Marvel 1602 is an eight-part limited series written by Neil Gaiman, who reimagines many of Marvel Comics’ A-List heroes and villains as existing in the first years of the 17th century, during the turmoil at the end of Queen Elizabeth’s life. When they begin to realize that they’re not supposed to exist for another 400 years, they begin trying to work out what’s wrong with the universe. It’s very Gaiman, though we found that those of us familiar with the Marvel universe already enjoyed the book more than those who didn’t know the canon.
The Night of the Gun by David Carr
Host: Jeff Blagdon, Lead iOS Developer
The Night of the Gun is the booze- and cocaine-fueled memoir of legendary New York Times reporter David Carr, who tries to reassemble his life through interviews with the people who were there – sometimes much more there than he was himself. The complexity of the story is mirrored by the complexity of Carr’s reactions to it – the book veers from just-the-facts reporting into melodrama into apologia and back many times in the course of the tale.
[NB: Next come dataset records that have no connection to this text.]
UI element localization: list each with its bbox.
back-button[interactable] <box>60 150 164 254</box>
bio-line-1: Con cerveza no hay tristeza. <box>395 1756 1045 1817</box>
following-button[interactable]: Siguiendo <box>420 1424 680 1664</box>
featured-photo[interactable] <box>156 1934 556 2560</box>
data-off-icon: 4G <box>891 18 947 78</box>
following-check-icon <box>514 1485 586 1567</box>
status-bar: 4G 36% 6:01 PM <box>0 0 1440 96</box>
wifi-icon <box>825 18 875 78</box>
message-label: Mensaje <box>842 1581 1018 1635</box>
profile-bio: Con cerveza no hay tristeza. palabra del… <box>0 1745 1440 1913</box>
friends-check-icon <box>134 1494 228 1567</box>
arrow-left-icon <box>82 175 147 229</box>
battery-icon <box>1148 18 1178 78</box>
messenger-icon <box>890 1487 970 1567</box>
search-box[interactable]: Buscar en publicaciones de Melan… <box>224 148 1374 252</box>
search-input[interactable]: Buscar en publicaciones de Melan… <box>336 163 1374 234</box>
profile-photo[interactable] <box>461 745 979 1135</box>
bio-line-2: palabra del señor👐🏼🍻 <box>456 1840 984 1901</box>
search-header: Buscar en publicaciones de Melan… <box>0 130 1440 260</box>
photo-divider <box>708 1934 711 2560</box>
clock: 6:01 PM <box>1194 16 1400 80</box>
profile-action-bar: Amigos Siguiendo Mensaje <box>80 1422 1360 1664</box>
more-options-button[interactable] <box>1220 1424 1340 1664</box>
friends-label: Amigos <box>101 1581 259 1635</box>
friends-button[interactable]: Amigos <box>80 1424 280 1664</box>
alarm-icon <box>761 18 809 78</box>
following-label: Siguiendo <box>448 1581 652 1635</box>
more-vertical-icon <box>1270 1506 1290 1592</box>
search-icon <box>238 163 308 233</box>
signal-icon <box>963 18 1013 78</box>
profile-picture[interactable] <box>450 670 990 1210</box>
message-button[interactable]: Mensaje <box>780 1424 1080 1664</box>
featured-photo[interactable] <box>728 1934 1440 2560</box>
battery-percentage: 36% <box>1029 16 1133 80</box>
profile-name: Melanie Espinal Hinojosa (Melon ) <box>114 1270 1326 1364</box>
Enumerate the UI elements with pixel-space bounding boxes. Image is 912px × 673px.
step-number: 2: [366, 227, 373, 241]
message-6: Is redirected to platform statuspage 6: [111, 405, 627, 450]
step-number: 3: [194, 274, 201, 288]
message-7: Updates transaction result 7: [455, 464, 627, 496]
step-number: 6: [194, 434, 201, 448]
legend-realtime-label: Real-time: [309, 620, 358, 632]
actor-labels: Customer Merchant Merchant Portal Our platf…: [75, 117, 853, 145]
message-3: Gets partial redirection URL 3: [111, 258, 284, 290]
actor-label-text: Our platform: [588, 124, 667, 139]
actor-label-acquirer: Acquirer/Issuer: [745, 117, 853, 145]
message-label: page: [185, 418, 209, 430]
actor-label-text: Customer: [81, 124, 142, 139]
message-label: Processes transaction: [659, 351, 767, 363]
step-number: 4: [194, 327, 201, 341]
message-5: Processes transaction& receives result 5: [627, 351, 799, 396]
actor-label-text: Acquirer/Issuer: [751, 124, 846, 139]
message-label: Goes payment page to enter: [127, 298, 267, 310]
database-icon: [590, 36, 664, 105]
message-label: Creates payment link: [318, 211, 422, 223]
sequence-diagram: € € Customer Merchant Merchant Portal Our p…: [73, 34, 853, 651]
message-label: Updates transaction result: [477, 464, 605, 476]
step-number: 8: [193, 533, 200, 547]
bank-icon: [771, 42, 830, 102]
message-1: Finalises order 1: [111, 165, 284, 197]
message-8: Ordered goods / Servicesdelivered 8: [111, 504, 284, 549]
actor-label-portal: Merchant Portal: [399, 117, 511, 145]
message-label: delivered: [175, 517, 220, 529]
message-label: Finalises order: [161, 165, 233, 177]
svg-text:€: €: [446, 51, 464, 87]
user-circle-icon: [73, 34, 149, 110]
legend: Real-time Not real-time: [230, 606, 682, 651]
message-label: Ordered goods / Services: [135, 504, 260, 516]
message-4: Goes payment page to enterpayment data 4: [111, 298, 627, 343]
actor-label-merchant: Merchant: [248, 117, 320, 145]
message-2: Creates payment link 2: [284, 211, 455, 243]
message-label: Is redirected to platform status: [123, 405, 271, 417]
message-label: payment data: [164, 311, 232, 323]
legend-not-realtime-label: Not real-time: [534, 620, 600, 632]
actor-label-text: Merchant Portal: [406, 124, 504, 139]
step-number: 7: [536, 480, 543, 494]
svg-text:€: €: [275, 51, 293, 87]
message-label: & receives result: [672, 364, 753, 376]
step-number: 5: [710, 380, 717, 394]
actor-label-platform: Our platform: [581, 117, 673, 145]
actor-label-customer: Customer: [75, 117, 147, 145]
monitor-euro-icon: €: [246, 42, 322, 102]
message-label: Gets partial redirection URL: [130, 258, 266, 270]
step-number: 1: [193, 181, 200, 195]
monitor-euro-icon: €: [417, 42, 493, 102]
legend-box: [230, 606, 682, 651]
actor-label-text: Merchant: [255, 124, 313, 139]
The book nonetheless provides the reader a searing picture of excess, violence, recovery, backslide, and love. It’s a grind, but it’s worth a read.
Under the Skin by Michel Faber
Host: Madison Kirby, Social Media Manager
It’s really hard to say much about Under the Skin beyond “it’s about a young woman who picks up hitchhikers in Scotland” without giving away something critical about this gradually unfolding SF thriller. It’s a slow burn, but the pacing of the book allows the reader to truly consider the questions the book raises (What does it mean to be human? How does society decide who is and is not valuable?), and the payoff at the end is significant. For those who have seen the film by Jonathan Glazer, never fear. The book and the film are very, very different.
Everything I Never Told You by Celeste Ng
Host: Sharon Rosenberg, Senior Product Designer
This portrait of a Chinese-American family in a small town in late-1970s Ohio as they process the sudden and mysterious death of their daughter is both riveting and moving. There’s a lot going on here, as themes about parenthood, race, sexuality, and community intersect in darkly beautiful ways. The conclusion of the book drew several different interpretations, just within our little group. I haven’t wanted to holler at characters in a book this much in a long time.
The Sympathizer by Viet Thanh Nguyen
Politico-historical tragi-comedic mystery?
Host: Vinh Dinh, iOS Developer
And this is where we are today. The Sympathizer plays out as the coerced recollections of a North Vietnamese agent embedded among the staff of a South Vietnamese general who flees to the United States when the communists take Saigon. It’s a fascinating look at a situation that most of us in the west know from a purely western perspective. The book won the Pulitzer, the Carnegie, the Edgar for best first novel, and a list of other prestigious awards. I can’t wait to hear what everyone else in the club has to say about it.
I’ll admit to some trepidation when we were putting the 1SE book club together. I’ve always found reading to be a profoundly private experience, and while I generally enjoy discussing books I’ve read with others, I had imagined a book club as something more like assigned reading in school. I was also hesitant about reading books I hadn’t picked myself, and some of what we’ve read is stuff I would never have pulled off the shelf on my own. I still can’t imagine how Emily deals with multiple book clubs, but I’m sure glad to be a part of this one. The varying tastes and perspectives, the weird things I glossed over but that stuck in someone else’s mind, the exchange of interpretations, ideas, and feelings – these are all valuable things that add amazing depth to the experience of reading a book.